A group of 12 Democratic AGs have sued the Trump administration over the president’s tariffs. The group was led by the AGs from Arizona and Oregon but also included New York’s AG Letitia James.
The legal challenge, led by Arizona Attorney General Kris Mayes and Oregon Attorney General Dan Rayfield, seeks to halt the enforcement of the global tariffs Trump levied that invoked a wartime law granting presidents the power to oversee trade if the United States is in a state of emergency.
“By claiming the authority to impose immense and ever-changing tariffs on whatever goods entering the United States he chooses, for whatever reason he finds convenient to declare an emergency, the President has upended the constitutional order and brought chaos to the American economy,” said the complaint Democratic attorneys general filed in the U.S. Court of International Trade…
New York Attorney General Letitia James, a frequent target of Trump’s attacks, argued that the tariffs “will lead to more inflation, unemployment, and economic damage” and that U.S. consumers will be forced to foot the bill for what amount to high import taxes.
White House spokesperson Kush Desai gave a statement mentioning James by name.
“Once again, Democrats like Letitia James are prioritizing a witch hunt against President Trump over protecting the safety and wellbeing of their constituents,” he said. “The Trump Administration remains committed to using its full legal authority to confront the distinct national emergencies our country is currently facing — both the scourge of illegal migration and fentanyl flows across our border and the exploding annual U.S. goods trade deficit.”
The AGs argue that President Trump doesn’t have the authority to put tariffs in place and that the emergency declaration he has used to do so doesn’t hold up.

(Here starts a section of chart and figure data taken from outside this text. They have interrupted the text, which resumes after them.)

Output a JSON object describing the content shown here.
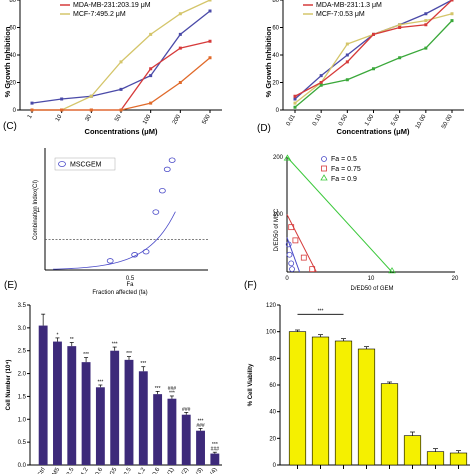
{
  "panel_labels": [
    "(C)",
    "(D)",
    "(E)",
    "(F)"
  ],
  "chart_data": [
    {
      "id": "A",
      "type": "line",
      "ylabel": "% Growth Inhibition",
      "xlabel": "Concentrations (μM)",
      "categories": [
        "1",
        "10",
        "30",
        "50",
        "100",
        "200",
        "500"
      ],
      "ylim": [
        0,
        80
      ],
      "yticks": [
        0,
        20,
        40,
        60,
        80
      ],
      "legend": [
        "MDA-MB-231:203.19 μM",
        "MCF-7:495.2 μM"
      ],
      "series": [
        {
          "color": "#4a4aa8",
          "values": [
            5,
            8,
            10,
            15,
            25,
            55,
            72
          ]
        },
        {
          "color": "#d4c56a",
          "values": [
            0,
            0,
            10,
            35,
            55,
            70,
            80
          ]
        },
        {
          "color": "#d63a3a",
          "values": [
            0,
            0,
            0,
            0,
            30,
            45,
            50
          ]
        },
        {
          "color": "#e06a2a",
          "values": [
            0,
            0,
            0,
            0,
            5,
            20,
            38
          ]
        }
      ]
    },
    {
      "id": "B",
      "type": "line",
      "ylabel": "% Growth Inhibition",
      "xlabel": "Concentrations (μM)",
      "categories": [
        "0.01",
        "0.10",
        "0.50",
        "1.00",
        "5.00",
        "10.00",
        "50.00"
      ],
      "ylim": [
        0,
        80
      ],
      "yticks": [
        0,
        20,
        40,
        60,
        80
      ],
      "legend": [
        "MDA-MB-231:1.3 μM",
        "MCF-7:0.53 μM"
      ],
      "series": [
        {
          "color": "#4a4aa8",
          "values": [
            8,
            25,
            40,
            55,
            62,
            70,
            80
          ]
        },
        {
          "color": "#d4c56a",
          "values": [
            5,
            20,
            48,
            55,
            62,
            65,
            70
          ]
        },
        {
          "color": "#d63a3a",
          "values": [
            10,
            20,
            35,
            55,
            60,
            62,
            80
          ]
        },
        {
          "color": "#3aa83a",
          "values": [
            2,
            18,
            22,
            30,
            38,
            45,
            65
          ]
        }
      ]
    },
    {
      "id": "C",
      "type": "scatter",
      "ylabel": "Combination Index(CI)",
      "xlabel": "Fraction affected (fa)",
      "xtick_labels": [
        "0.5",
        "Fa"
      ],
      "yref_label": "1",
      "legend": [
        "MSCGEM"
      ],
      "points": [
        [
          0.4,
          0.3
        ],
        [
          0.55,
          0.5
        ],
        [
          0.62,
          0.6
        ],
        [
          0.68,
          1.9
        ],
        [
          0.72,
          2.6
        ],
        [
          0.75,
          3.3
        ],
        [
          0.78,
          3.6
        ]
      ],
      "reference_line": 1
    },
    {
      "id": "D",
      "type": "scatter",
      "ylabel": "D/ED50 of MSC",
      "xlabel": "D/ED50 of GEM",
      "xtick_labels": [
        "0",
        "10",
        "20"
      ],
      "ytick_labels": [
        "200",
        "100"
      ],
      "legend": [
        "Fa = 0.5",
        "Fa = 0.75",
        "Fa = 0.9"
      ],
      "series": [
        {
          "name": "Fa = 0.5",
          "color": "#4a4ac8",
          "shape": "circle",
          "line": [
            [
              0,
              60
            ],
            [
              1.5,
              0
            ]
          ],
          "points": [
            [
              0.2,
              48
            ],
            [
              0.3,
              30
            ],
            [
              0.5,
              15
            ],
            [
              0.6,
              5
            ]
          ]
        },
        {
          "name": "Fa = 0.75",
          "color": "#d63a3a",
          "shape": "square",
          "line": [
            [
              0,
              100
            ],
            [
              3.5,
              0
            ]
          ],
          "points": [
            [
              0.5,
              78
            ],
            [
              1,
              55
            ],
            [
              2,
              25
            ],
            [
              3,
              5
            ]
          ]
        },
        {
          "name": "Fa = 0.9",
          "color": "#3ac83a",
          "shape": "triangle",
          "line": [
            [
              0,
              200
            ],
            [
              12.5,
              0
            ]
          ],
          "points": [
            [
              0.05,
              198
            ],
            [
              12.5,
              2
            ]
          ]
        }
      ],
      "xlim": [
        0,
        20
      ],
      "ylim": [
        0,
        200
      ]
    },
    {
      "id": "E",
      "type": "bar",
      "ylabel": "Cell Number (10⁴)",
      "ylim": [
        0,
        3.5
      ],
      "yticks": [
        "0.0",
        "0.5",
        "1.0",
        "1.5",
        "2.0",
        "2.5",
        "3.0",
        "3.5"
      ],
      "color": "#3d2a7a",
      "values": [
        3.05,
        2.7,
        2.6,
        2.25,
        1.7,
        2.5,
        2.3,
        2.05,
        1.55,
        1.45,
        1.1,
        0.75,
        0.25
      ],
      "errors": [
        0.25,
        0.08,
        0.08,
        0.1,
        0.05,
        0.08,
        0.07,
        0.1,
        0.06,
        0.06,
        0.05,
        0.05,
        0.03
      ],
      "stars": [
        "",
        "*",
        "**",
        "***",
        "***",
        "***",
        "***",
        "***",
        "***",
        "***",
        "###",
        "###",
        "###"
      ],
      "stars2": [
        "",
        "",
        "",
        "",
        "",
        "",
        "",
        "",
        "",
        "###",
        "",
        "***",
        "***"
      ],
      "tick_labels": [
        "Ctrl",
        "M5",
        "M2.5",
        "M1.2",
        "M0.6",
        "G5",
        "G2.5",
        "G1.2",
        "G0.6",
        "(1)",
        "(2)",
        "(3)",
        "(4)"
      ]
    },
    {
      "id": "F",
      "type": "bar",
      "ylabel": "% Cell Viability",
      "ylim": [
        0,
        120
      ],
      "yticks": [
        "0",
        "20",
        "40",
        "60",
        "80",
        "100",
        "120"
      ],
      "color": "#f5f000",
      "values": [
        100,
        96,
        93,
        87,
        61,
        22,
        10,
        9
      ],
      "errors": [
        0.5,
        1,
        1,
        1,
        0.5,
        2,
        1.5,
        1
      ],
      "significance": "***",
      "sig_bars": [
        0,
        2
      ]
    }
  ]
}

Specifically, Trump has justified the tariffs with reference to an emergency created by the flow of fentanyl across the border. Here’s a bit of the lawsuit’s argument.
By the 1970s, Congress had grown troubled with the proliferation of emergency declarations under laws like the Trading with the Enemies Act (TWEA). Such laws were originally intended to lend the President special or heightened powers during times of crisis but were ultimately used as shortcuts around peacetime constraints on the President’s powers. Congress recognized that the exception threatened to swallow the rule. As one House report on efforts to reform TWEA noted, TWEA bestowed upon the President “essentially an unlimited grant of authority for the President to exercise, at his discretion, broad powers in both the domestic and international economic arena, without congressional review.”
One reform Congress made to curb the President’s emergency powers was to restrict TWEA to its original purpose, limiting its application to “time[s] of war.” At the same time, Congress enacted IEEPA, which allowed the President to regulate imports and exports in response to certain non-wartime emergencies, while stressing that the triggering event had to be an “unusual and extraordinary threat.” Thus, it is not enough that the President declare a national emergency under the National Emergencies Act (NEA); only those arising from unusual and extraordinary threats originating “in whole or substantial part outside the United States” unlock IEEPA’s grant of powers. Id. Congress also subjected the President’s authority under IEEPA to reporting requirements and reserved for itself the ability to terminate declared emergencies by joint resolution.
Not once has any other President used IEEPA to impose tariffs. In the nearly five decades since IEEPA was enacted, no other President has imposed tariffs based on the existence of any national emergency, despite global anti-narcotics campaigns spearheaded by the United States and longstanding trade deficits.
The bottom line is that the AGs want a court to rule the tariffs illegal and declare this a matter for congress. If that happens the current tariffs (at least the ones on our end) would presumably vanish along with any existing interest on the part of other nations in negotiating new trade deals with the US. No doubt this sounds pretty good to China right now. Other countries might also be tempted to wait it out and see if Democrats can solve the problem for them.